String S1 =new string (chinastring.getbytes ("gb2312"), "iso-8859-1"); Here the gb2312 can be omitted, the system will default to your control panel set a good character set, because the original "Hello" is a multiple-bit code, so you have to use a number of code to decode, that is, gb2312 or utf-8 to decode, so Chinastring.getbytes ("gb2312" becomes a byte array, at which point you can arbitrarily reassign code such as Iso-8859-1, which is S1 into a iso-8859-1 encoded string, and if you want to change to Chinese again, what character set you encode, what character set you must use to decode it,
This is iso-8859-1, so you can do string s2 = new String (S1.getbytes ("iso-8859-1"), "gb2312");

So S2 back to Chinese again, so when you print S2, it's "Hello". There is also a question as to why the iso-8859-1 is used here instead of other character sets. Here because, other character sets can not be transferred to each other code loss occurs, you can try, the iso-8850-1 replaced Utf-8 try, this can not be turned back, which led to garbled phenomenon, if you ios-8850-1 replaced GBK, most of it is possible, because GBK compatible gb2312

, but not all can turn back to each other, it is best to use iso-8850-1 as the intermediate transcoding character set, because all the character sets are iso-8859-1 compatible, whether GBK or gb2312,utf-8, can be perfectly converted back. Say so much, perhaps everybody still a little confused, this application is in where. I give an example, you know, often some people do web crawler, download the Web page, but, a variety of Web page coding, mainly Iso-8859-1,gbk,gb2312,utf-8, the Web page with Io bytes down, to convert it to the character stream, that is, text, It's time to know what the code is. How to do it. To do so, regardless of it, first convert to Iso-8859-1 code, and then use regular expressions to look at the head of the page, such as: <meta content= "text/html; charset=gb2312 "http-equiv=" content-tYpe "", then know that the code of this page is gb2312, and then use this string s2 = new String (S1.getbytes ("iso-8859-1"), "gb2312"); S2 will be able to correctly display the content of the Web page. If you use other character sets such as utf-8 as the middle code, you can also know that the page encoding is gb2312, but this is you use the string s2 = new String (S1.getbytes ("Utf-8"), "gb2312"), there will be garbled phenomenon,

So it's best to use iso-8859-1 as the middle code. Therefore, the landlord in addition to committing the above errors, and, should not use US-ASCII as a middle code, otherwise, can not be converted to Chinese, they can not be converted between each other, only iso-8859-1 can be perfectly converted to other encodings.
Related Article

Contact Us

The content source of this page is from Internet, which doesn't represent Alibaba Cloud's opinion; products and services mentioned on that page don't have any relationship with Alibaba Cloud. If the content of the page makes you feel confusing, please write us an email, we will handle the problem within 5 days after receiving your email.

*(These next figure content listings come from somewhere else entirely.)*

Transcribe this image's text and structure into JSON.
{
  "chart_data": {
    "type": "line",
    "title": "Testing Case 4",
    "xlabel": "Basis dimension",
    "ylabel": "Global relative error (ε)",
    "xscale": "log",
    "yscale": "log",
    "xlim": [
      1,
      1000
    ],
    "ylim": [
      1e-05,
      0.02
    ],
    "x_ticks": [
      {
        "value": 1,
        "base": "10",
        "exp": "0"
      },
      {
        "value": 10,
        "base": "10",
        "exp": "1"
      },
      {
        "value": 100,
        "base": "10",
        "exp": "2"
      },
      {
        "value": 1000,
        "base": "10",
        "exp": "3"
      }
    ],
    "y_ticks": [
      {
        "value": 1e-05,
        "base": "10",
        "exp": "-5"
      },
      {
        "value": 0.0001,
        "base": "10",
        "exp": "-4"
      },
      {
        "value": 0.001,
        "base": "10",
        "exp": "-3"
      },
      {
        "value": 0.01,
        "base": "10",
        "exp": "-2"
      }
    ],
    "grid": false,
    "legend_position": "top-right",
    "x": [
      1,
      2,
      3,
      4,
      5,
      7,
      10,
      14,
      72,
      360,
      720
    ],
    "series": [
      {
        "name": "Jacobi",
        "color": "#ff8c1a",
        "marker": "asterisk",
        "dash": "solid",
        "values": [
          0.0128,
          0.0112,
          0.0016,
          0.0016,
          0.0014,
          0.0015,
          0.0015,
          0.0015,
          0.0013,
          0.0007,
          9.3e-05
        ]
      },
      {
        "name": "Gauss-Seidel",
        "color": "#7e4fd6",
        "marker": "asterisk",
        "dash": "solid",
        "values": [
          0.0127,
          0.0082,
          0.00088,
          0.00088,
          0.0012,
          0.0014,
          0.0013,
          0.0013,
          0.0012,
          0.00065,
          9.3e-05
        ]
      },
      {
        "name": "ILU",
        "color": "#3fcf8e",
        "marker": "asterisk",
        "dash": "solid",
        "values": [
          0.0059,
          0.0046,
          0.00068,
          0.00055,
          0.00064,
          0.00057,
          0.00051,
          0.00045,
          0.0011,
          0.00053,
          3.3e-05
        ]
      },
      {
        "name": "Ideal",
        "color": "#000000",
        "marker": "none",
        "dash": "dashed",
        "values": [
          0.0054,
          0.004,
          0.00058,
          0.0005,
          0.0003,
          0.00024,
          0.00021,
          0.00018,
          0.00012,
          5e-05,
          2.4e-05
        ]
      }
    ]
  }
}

If you find any instances of plagiarism from the community, please send an email to: info-contact@alibabacloud.com and provide relevant evidence. A staff member will contact you within 5 working days.

A Free Trial That Lets You Build Big!

Start building with 50+ products and up to 12 months usage for Elastic Compute Service

  • Sales Support

    1 on 1 presale consultation

  • After-Sales Support

    24/7 Technical Support 6 Free Tickets per Quarter Faster Response

  • Alibaba Cloud offers highly flexible support services tailored to meet your exact needs.